The nss-ldapd package (package review at bug #491767) includes a daemon which can be run as an unprivileged user, and I'd like to reserve a uid and a gid for that user and its primary group. In my testing, there's no requirement that they be the same value, so I hope we can scare up a pair (uid 64, gid 31, would probably work).
This pair is not available, uid 64 already reserved by user condor, gid 31 already reserved by group console. What do you think about sharing gid with some existing group - e.g. group 55 (ldap) and share it with open-ldap? Reserved uid could be separate - there is plenty of free uid's left (e.g. 63). I checked available gid's and the only free is 16 (uidgid pair in fact available, 16/16
That's probably okay -- nothing the daemon accesses needs to be group-readable or -writable, it just needs to be part of _some_ group.
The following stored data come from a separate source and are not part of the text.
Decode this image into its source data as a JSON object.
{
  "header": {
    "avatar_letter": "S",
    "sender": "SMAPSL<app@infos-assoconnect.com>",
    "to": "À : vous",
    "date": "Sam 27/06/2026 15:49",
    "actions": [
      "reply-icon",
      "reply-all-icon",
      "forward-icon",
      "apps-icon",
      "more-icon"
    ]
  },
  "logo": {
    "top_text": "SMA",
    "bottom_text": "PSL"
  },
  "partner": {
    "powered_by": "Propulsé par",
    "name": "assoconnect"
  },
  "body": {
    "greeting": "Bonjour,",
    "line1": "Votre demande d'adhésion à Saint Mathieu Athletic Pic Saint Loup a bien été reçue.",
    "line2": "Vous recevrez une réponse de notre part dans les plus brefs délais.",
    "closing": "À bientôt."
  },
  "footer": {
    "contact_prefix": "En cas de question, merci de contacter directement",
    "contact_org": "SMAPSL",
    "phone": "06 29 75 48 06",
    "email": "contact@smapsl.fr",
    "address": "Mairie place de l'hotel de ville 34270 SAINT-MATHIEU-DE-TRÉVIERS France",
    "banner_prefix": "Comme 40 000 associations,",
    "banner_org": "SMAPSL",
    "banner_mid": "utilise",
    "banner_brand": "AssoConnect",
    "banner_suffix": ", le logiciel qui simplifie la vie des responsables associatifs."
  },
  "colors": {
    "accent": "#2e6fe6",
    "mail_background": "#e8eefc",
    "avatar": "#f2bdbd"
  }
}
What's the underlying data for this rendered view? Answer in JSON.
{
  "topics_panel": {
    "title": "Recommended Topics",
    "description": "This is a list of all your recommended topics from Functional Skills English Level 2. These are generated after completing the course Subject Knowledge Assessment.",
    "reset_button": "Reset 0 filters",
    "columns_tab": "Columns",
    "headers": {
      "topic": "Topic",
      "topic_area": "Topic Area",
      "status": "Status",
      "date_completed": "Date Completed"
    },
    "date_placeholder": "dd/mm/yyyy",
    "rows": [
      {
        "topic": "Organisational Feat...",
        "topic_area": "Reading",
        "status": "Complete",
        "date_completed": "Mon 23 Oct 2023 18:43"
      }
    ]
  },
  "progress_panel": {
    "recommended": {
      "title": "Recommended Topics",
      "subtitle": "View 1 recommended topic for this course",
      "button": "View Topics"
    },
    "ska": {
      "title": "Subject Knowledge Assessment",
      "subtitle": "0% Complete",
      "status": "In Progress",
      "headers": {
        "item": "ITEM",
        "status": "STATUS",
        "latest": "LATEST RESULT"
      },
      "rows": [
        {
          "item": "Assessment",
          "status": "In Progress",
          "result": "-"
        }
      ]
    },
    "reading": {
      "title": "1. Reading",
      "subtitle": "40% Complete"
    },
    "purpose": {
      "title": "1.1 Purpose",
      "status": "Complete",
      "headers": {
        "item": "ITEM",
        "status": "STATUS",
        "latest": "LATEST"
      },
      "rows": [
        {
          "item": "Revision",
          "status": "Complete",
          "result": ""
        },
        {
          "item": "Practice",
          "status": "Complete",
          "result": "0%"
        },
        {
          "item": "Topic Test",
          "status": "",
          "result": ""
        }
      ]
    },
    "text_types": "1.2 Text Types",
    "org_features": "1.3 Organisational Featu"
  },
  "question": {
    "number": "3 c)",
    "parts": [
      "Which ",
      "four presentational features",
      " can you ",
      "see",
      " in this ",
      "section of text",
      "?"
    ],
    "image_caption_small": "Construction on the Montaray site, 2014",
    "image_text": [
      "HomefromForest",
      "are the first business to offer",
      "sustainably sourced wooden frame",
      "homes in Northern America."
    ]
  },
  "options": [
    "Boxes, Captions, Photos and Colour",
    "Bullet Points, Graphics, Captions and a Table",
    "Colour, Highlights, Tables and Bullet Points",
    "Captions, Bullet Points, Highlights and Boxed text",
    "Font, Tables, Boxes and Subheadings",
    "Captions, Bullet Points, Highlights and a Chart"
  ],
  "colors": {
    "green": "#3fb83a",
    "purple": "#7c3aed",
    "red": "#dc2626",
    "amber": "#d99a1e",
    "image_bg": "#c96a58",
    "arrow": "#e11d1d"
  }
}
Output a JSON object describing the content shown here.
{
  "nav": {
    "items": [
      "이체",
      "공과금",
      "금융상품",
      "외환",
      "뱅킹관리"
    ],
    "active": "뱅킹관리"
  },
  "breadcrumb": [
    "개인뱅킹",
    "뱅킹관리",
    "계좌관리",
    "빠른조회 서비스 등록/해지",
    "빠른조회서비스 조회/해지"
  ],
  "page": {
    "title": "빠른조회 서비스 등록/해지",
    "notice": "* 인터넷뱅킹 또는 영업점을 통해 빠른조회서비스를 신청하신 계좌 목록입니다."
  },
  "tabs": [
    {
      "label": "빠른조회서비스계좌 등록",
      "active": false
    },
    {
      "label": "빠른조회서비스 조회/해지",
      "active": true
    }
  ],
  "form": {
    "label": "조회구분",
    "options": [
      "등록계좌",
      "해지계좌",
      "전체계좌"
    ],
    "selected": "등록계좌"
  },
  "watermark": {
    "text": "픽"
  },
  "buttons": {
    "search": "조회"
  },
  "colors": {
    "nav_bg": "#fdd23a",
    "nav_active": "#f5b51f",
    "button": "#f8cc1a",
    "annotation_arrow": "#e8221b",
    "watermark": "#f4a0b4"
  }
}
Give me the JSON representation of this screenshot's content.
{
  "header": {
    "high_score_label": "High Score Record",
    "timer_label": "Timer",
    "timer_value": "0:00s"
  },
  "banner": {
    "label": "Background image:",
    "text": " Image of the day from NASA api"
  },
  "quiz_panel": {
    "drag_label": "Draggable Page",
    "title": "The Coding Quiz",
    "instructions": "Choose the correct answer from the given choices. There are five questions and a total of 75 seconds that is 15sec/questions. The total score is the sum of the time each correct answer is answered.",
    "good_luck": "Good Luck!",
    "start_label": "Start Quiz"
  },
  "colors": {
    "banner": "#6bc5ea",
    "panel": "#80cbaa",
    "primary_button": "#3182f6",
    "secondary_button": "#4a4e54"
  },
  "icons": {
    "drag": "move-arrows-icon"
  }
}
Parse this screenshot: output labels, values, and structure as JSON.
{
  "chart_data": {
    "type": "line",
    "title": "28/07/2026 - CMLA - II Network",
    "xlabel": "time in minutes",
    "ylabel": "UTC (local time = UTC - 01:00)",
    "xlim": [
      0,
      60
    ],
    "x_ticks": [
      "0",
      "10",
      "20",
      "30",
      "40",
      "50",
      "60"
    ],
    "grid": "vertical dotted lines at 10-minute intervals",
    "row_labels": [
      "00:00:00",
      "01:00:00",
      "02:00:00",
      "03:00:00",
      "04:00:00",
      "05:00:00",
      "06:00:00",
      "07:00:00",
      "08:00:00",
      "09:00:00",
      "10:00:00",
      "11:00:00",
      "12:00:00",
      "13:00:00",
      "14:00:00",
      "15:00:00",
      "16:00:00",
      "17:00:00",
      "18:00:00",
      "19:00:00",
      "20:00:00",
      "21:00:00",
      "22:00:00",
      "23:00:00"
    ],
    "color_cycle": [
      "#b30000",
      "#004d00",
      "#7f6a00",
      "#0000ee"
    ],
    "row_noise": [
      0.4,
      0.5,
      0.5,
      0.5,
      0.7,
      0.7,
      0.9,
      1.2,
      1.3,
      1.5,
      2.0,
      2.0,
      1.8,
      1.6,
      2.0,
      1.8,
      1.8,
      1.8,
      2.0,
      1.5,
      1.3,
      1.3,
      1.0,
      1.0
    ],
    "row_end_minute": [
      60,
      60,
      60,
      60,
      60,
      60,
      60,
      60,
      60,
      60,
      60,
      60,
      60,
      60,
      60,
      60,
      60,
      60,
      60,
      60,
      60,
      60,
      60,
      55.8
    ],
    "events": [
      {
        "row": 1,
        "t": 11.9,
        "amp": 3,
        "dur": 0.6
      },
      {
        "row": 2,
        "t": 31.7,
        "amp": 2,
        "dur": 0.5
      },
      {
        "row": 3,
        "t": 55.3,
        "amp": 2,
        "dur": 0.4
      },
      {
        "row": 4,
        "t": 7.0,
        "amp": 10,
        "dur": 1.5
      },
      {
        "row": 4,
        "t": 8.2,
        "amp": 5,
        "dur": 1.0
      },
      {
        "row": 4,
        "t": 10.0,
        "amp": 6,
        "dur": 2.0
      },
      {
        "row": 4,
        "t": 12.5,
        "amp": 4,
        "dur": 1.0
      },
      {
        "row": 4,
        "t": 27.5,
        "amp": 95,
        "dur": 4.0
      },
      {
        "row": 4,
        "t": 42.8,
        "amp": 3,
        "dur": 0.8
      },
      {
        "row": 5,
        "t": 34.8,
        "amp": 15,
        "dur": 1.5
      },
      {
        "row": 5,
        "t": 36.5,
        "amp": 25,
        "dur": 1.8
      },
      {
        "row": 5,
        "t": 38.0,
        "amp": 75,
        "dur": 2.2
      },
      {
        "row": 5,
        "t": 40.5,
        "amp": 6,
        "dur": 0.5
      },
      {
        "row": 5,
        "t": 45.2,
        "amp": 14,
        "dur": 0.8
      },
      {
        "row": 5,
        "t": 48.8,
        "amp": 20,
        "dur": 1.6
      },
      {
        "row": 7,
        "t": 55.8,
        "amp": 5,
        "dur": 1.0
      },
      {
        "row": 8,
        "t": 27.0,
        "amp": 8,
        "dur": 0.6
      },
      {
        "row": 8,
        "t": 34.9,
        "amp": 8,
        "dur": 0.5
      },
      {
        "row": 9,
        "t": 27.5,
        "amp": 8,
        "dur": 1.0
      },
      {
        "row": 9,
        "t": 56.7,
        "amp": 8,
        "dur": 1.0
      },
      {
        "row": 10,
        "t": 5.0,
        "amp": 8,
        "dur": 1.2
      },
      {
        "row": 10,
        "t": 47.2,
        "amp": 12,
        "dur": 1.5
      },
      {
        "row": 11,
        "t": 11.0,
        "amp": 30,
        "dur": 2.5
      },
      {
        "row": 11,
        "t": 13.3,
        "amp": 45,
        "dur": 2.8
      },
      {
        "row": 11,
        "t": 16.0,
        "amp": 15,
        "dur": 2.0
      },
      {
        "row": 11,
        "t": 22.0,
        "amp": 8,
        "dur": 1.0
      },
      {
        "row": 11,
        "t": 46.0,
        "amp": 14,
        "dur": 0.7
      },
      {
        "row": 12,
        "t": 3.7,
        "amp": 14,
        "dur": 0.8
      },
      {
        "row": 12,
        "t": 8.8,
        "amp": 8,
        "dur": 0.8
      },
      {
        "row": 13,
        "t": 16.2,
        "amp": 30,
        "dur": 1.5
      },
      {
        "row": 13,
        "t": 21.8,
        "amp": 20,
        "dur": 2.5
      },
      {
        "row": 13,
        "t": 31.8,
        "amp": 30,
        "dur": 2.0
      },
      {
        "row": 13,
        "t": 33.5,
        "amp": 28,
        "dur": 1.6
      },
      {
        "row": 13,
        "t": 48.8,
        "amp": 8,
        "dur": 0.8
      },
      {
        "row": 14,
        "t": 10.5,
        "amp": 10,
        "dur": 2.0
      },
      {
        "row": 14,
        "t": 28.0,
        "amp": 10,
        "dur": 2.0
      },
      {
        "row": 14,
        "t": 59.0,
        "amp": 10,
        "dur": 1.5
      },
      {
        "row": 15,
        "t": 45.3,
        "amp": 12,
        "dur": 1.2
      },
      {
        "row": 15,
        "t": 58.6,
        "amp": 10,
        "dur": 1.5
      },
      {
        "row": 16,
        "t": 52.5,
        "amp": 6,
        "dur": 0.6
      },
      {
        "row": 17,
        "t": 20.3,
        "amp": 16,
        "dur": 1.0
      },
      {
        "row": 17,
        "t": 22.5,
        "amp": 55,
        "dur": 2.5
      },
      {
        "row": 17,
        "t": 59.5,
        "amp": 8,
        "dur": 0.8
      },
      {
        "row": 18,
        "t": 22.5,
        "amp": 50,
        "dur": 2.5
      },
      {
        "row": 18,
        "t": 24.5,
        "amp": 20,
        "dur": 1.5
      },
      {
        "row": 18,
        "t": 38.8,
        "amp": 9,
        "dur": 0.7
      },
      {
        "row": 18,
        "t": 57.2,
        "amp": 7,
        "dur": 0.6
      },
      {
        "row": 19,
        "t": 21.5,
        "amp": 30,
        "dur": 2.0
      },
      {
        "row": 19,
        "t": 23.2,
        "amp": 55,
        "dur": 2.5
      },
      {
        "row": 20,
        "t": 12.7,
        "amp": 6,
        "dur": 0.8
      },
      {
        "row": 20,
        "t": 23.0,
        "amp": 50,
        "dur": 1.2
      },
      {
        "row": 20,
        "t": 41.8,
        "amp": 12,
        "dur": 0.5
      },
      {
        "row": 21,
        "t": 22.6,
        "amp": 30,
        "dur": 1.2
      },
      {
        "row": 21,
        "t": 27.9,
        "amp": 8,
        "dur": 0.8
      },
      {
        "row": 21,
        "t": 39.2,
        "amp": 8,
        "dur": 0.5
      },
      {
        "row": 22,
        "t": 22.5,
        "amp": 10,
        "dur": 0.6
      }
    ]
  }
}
My only concern would be for other packages which use the group for access control. For example slapd's configuration file is group-readable, and its contents would be readable from inside of nslcd should it be compromised somehow. But hey, it's better than nothing.
Will ask openldap maintainer tomorrow if such group sharing is suitable for him (I guess those packages are quite close to share group). If so, will assign uid 63 for "nslcd" user and you will add nss-ldap package to reservation of gid 55 "ldap" group.
Ok, consulted with open-ldap guys, they are generally ok with that group sharing. Added following reservation record to uidgid file(as I have seen you have chosen uid 65 in spec): username uid gid home shell package nslcd 65 (55) / /sbin/nologin nslcd Note: group 55 should be created as ldap to prevent troubles for open-ldap. Built as setup-2.8.2-2.fc11, closing RAWHIDE.